10. SERVICE OPTIMIZATION.
- 10.1 Service Optimization. Where permitted by applicable Data Protection Legislation, Sprig may process Company Personal Data: (a) for its internal uses to build or improve the quality of its services; (b) to detect Security Breaches; and (c) to protect against fraudulent or illegal activity.
11. ACCOUNT DATA.
- 11.1 Account Data. “Account Data” means data about Company or its Authorized Users that Company or its Authorized Users: (a) provide to Sprig in connection with the creation or administration of their account; or (b) generate in connection with their use of the Services. For example, Account Data may include an Authorized User’s name, email address, and usage data associated with an Authorized User’s account. Company Data does not include Account Data.
- 11.2 Use of Account Data. Sprig shall process Account Data to provide the Services and in accordance with its Privacy Notice available at: https://sprig.com/privacy-policy.html.

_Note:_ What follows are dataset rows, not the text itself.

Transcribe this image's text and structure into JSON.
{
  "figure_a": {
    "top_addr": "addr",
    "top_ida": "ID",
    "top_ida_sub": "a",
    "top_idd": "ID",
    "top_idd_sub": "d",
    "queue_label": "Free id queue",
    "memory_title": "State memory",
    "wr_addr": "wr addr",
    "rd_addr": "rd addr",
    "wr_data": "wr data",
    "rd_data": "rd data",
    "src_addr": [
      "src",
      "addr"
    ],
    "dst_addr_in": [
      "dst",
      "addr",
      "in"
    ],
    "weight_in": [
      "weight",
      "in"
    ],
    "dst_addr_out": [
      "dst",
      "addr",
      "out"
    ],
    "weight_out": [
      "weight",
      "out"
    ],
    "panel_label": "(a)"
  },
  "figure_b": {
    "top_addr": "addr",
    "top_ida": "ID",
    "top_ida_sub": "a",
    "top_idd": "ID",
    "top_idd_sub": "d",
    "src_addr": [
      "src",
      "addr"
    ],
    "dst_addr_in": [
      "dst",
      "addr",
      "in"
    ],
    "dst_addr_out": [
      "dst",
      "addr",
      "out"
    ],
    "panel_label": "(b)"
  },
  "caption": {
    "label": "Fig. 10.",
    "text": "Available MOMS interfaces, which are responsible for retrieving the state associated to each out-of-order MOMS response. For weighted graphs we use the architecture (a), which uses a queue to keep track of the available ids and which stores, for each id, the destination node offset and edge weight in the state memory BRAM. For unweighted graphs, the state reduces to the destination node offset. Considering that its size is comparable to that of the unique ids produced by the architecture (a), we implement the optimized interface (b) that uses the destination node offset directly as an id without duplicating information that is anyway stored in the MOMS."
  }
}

ATTACHMENT 1 – SPRIG TECHNICAL AND ORGANIZATIONAL MEASURES
This Attachment 1 forms part of the DPA. Capitalized terms not defined in this Attachment 1 will have the meaning set forth in the DPA.
Sprig will implement and maintain an information security program (“Information Security Program”) that: (a) is consistent with industry standard practices taking into consideration the sensitivity of the relevant Company Personal Data, and the nature and scope of the Services to be provided; (b) includes appropriate technical and organizational measures designed to safeguard Company Personal Data; and (c) complies with Data Protection Legislation. At a minimum, the Information Security Program shall include:
- Information Security Policy. Sprig shall maintain a written information security policy applicable to all authorized personnel.

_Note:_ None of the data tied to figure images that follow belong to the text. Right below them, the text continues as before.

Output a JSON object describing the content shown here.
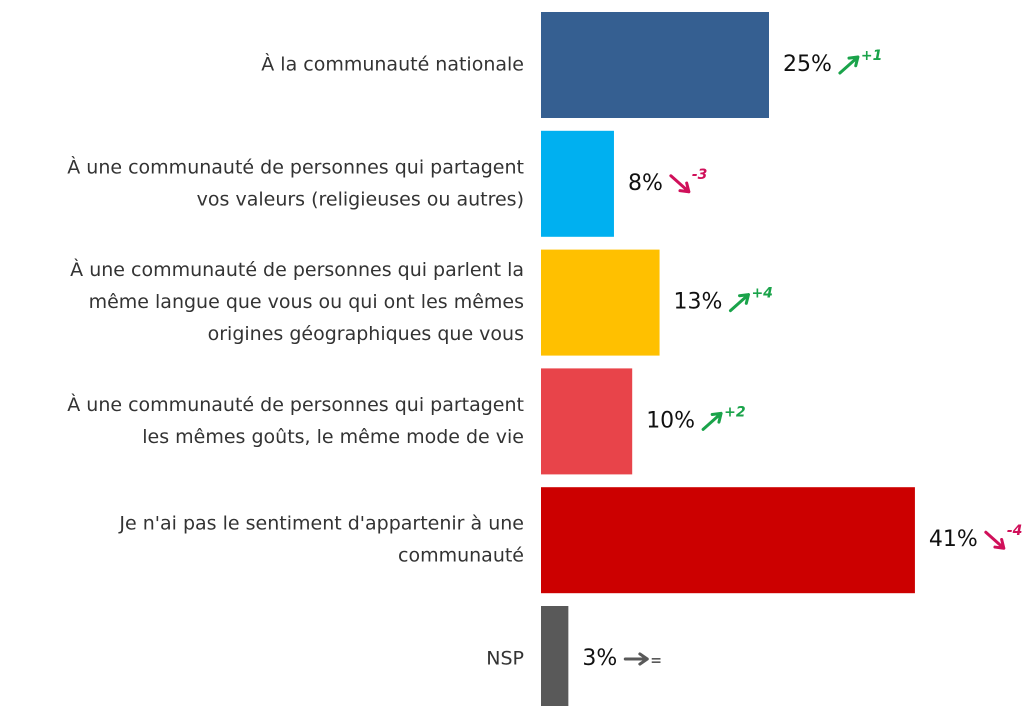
{
  "chart_data": {
    "type": "hbar",
    "categories": [
      [
        "À la communauté nationale"
      ],
      [
        "À une communauté de personnes qui partagent",
        "vos valeurs (religieuses ou autres)"
      ],
      [
        "À une communauté de personnes qui parlent la",
        "même langue que vous ou qui ont les mêmes",
        "origines géographiques que vous"
      ],
      [
        "À une communauté de personnes qui partagent",
        "les mêmes goûts, le même mode de vie"
      ],
      [
        "Je n'ai pas le sentiment d'appartenir à une",
        "communauté"
      ],
      [
        "NSP"
      ]
    ],
    "values": [
      25,
      8,
      13,
      10,
      41,
      3
    ],
    "value_labels": [
      "25%",
      "8%",
      "13%",
      "10%",
      "41%",
      "3%"
    ],
    "colors": [
      "#355f91",
      "#00b0f0",
      "#ffc000",
      "#e8444a",
      "#cc0000",
      "#595959"
    ],
    "changes": [
      {
        "value": 1,
        "label": "+1"
      },
      {
        "value": -3,
        "label": "-3"
      },
      {
        "value": 4,
        "label": "+4"
      },
      {
        "value": 2,
        "label": "+2"
      },
      {
        "value": -4,
        "label": "-4"
      },
      {
        "value": 0,
        "label": "="
      }
    ]
  }
}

- Training. Sprig will provide information security awareness training to all employees annually.
- Access Control. Sprig will maintain an access control policy, procedures, and controls consistent with industry-standard practices. Sprig will limit access to Company Personal Data to those employees and Subprocessors with a need-to-know.
- Logical Separation. Sprig will ensure Company Personal Data is logically separated from other Sprig client data.

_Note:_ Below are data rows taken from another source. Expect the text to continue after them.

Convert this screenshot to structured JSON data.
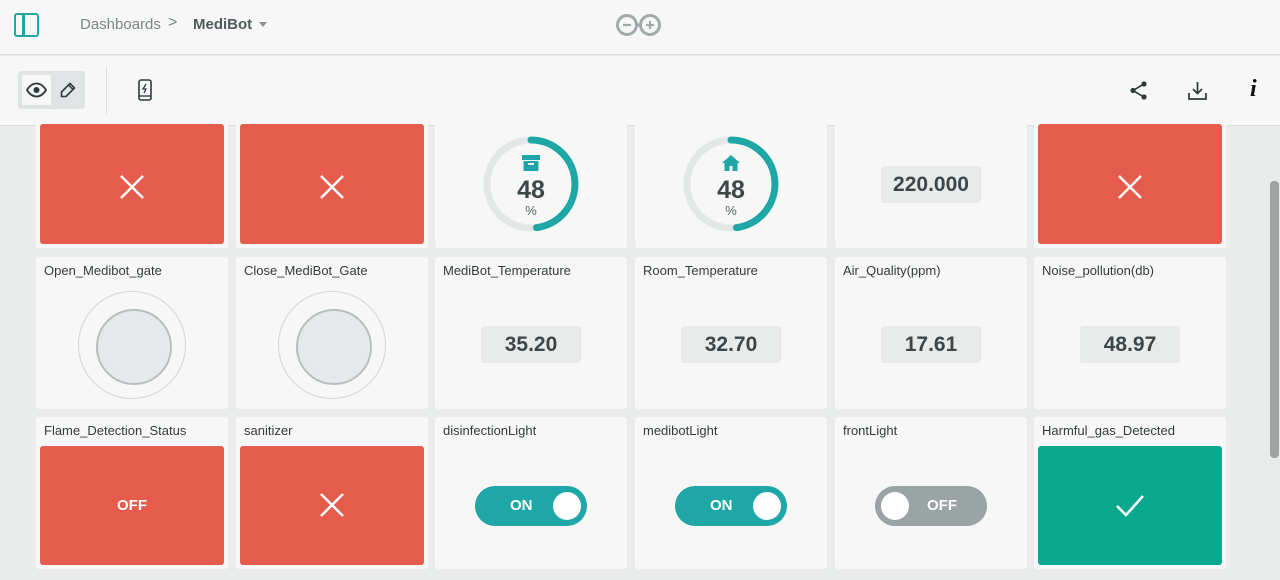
{
  "breadcrumb": {
    "root": "Dashboards",
    "separator": ">",
    "current": "MediBot"
  },
  "toolbar": {
    "icons": [
      "eye-icon",
      "edit-icon",
      "mobile-icon",
      "share-icon",
      "download-icon",
      "info-icon"
    ],
    "info_glyph": "i"
  },
  "colors": {
    "accent": "#1fa7a7",
    "red": "#e55c4c",
    "green": "#0aa98f",
    "off_grey": "#9aa4a4"
  },
  "row1": {
    "gauge1": {
      "value": "48",
      "unit": "%",
      "icon": "archive-icon",
      "level": 0.48
    },
    "gauge2": {
      "value": "48",
      "unit": "%",
      "icon": "home-icon",
      "level": 0.48
    },
    "value_tile": "220.000"
  },
  "row2": [
    {
      "label": "Open_Medibot_gate"
    },
    {
      "label": "Close_MediBot_Gate"
    },
    {
      "label": "MediBot_Temperature",
      "value": "35.20"
    },
    {
      "label": "Room_Temperature",
      "value": "32.70"
    },
    {
      "label": "Air_Quality(ppm)",
      "value": "17.61"
    },
    {
      "label": "Noise_pollution(db)",
      "value": "48.97"
    }
  ],
  "row3": [
    {
      "label": "Flame_Detection_Status",
      "state": "OFF"
    },
    {
      "label": "sanitizer"
    },
    {
      "label": "disinfectionLight",
      "state": "ON"
    },
    {
      "label": "medibotLight",
      "state": "ON"
    },
    {
      "label": "frontLight",
      "state": "OFF"
    },
    {
      "label": "Harmful_gas_Detected"
    }
  ]
}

- Encryption. Sprig will encrypt Company Personal Data in transit and at rest using industry-standard encryption technologies.
- Password Management. Sprig will maintain a password management policy designed to ensure strong passwords consistent with industry-standard practices.
- Incident Response Plan. Sprig will maintain an incident response plan that addresses Security Breach handling. Upon request, Sprig will provide Company with a copy of its incident response plan.
- Backups of Company Personal Data. Sprig will maintain an industry-standard backup system and backup of Company Personal Data designed to facilitate timely recovery in the event of a service interruption.
- Disaster Recovery and Business Continuity Plans. Sprig will maintain disaster recovery and business continuity plans consistent with industry-standard practices.